In March 2020, the STAR Collaboration published "Measurement of the mass difference and the binding energy of the
hypertriton and antihypertriton" in
Nature Physics.
In this paper, we present two measurements from gold-gold collisions at a center-of-mass energy per nucleon pair of
$\sqrt{s_{NN}} = 200$ GeV: the relative mass difference between $\rm^3_\Lambda H$ (the hypertriton) and $\rm^3_{\bar{\Lambda}}\overline{H}$
(the antihypertriton) (see Fig. 1), as well as the $\Lambda$ hyperon binding energy for $\rm^3_\Lambda H$ and $\rm^3_{\bar{\Lambda}}\overline{H}$
(see Fig. 2). The hypernucleus $\rm^3_{\Lambda}H$ is reconstructed through its mesonic decay channels
$\rm^3_{\Lambda}H \rightarrow {^3}He + \pi^-$ (2-body decay) and $\rm^3_{\Lambda}H \rightarrow$ $ d + p + \pi^-$ (3-body decay).
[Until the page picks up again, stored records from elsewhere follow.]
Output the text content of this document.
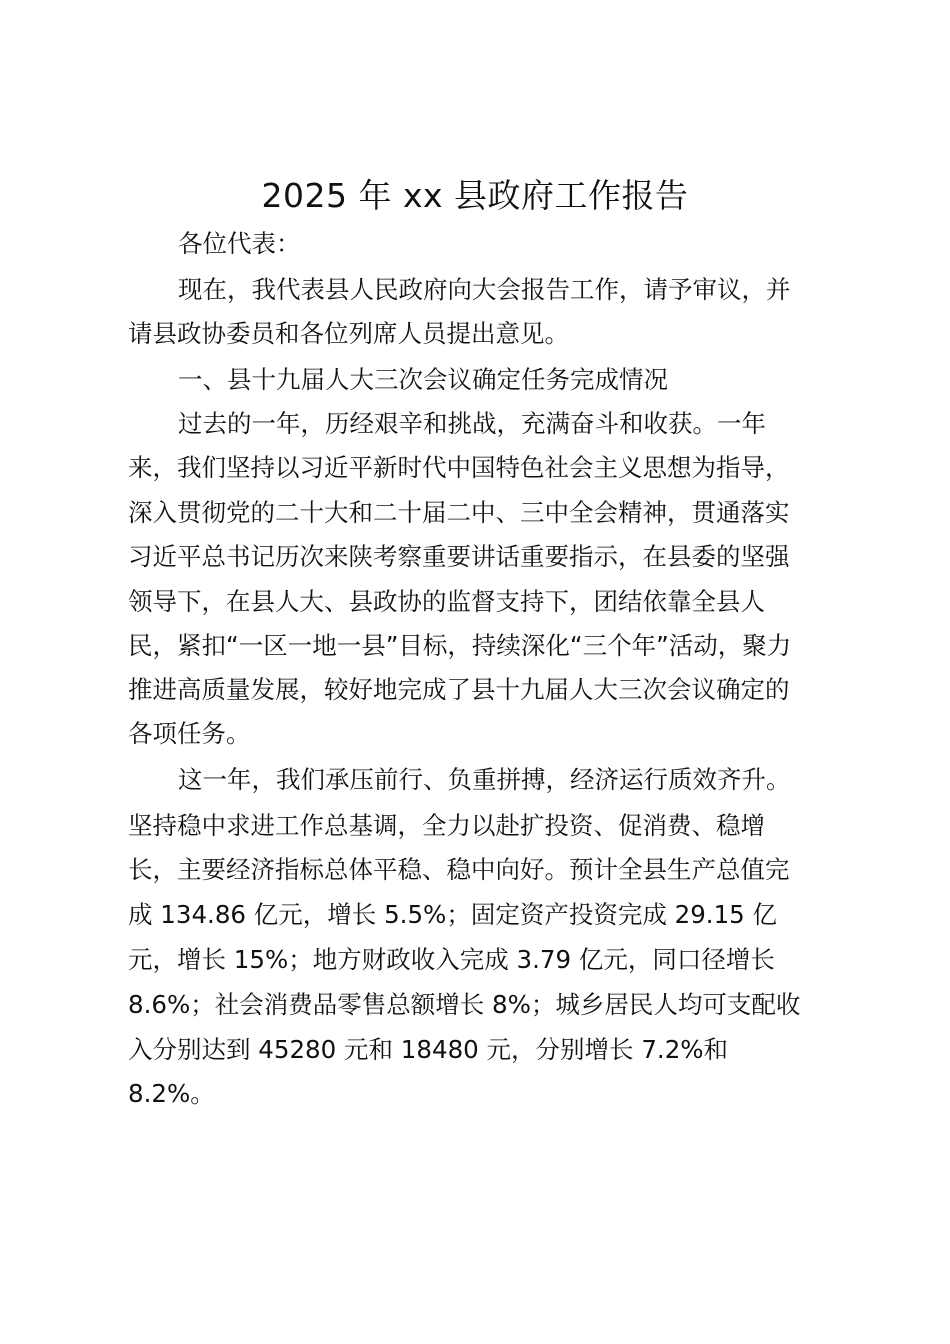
2025 年 xx 县政府工作报告

各位代表：

现在，我代表县人民政府向大会报告工作，请予审议，并

请县政协委员和各位列席人员提出意见。

一、县十九届人大三次会议确定任务完成情况

过去的一年，历经艰辛和挑战，充满奋斗和收获。一年

来，我们坚持以习近平新时代中国特色社会主义思想为指导，

深入贯彻党的二十大和二十届二中、三中全会精神，贯通落实

习近平总书记历次来陕考察重要讲话重要指示，在县委的坚强

领导下，在县人大、县政协的监督支持下，团结依靠全县人

民，紧扣“一区一地一县”目标，持续深化“三个年”活动，聚力

推进高质量发展，较好地完成了县十九届人大三次会议确定的

各项任务。

这一年，我们承压前行、负重拼搏，经济运行质效齐升。

坚持稳中求进工作总基调，全力以赴扩投资、促消费、稳增

长，主要经济指标总体平稳、稳中向好。预计全县生产总值完

成 134.86 亿元，增长 5.5%；固定资产投资完成 29.15 亿

元，增长 15%；地方财政收入完成 3.79 亿元，同口径增长

8.6%；社会消费品零售总额增长 8%；城乡居民人均可支配收

入分别达到 45280 元和 18480 元，分别增长 7.2%和

8.2%。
The significance $S/ \sqrt{S+B}$, where $S$ is signal counts and $B$ is background counts in the invariant mass window $2.986 - 2.996$ GeV$/c^{2}$, is 11.4 for $^3_\Lambda$H and 6.4 for $\rm^3_{\bar{\Lambda}}\overline{H}$.
The signal counts from 2-body/3-body decay channels are about 121/35 for $^3_\Lambda$H and 36/21 for $\rm^3_{\bar{\Lambda}}\overline{H}$, respectively.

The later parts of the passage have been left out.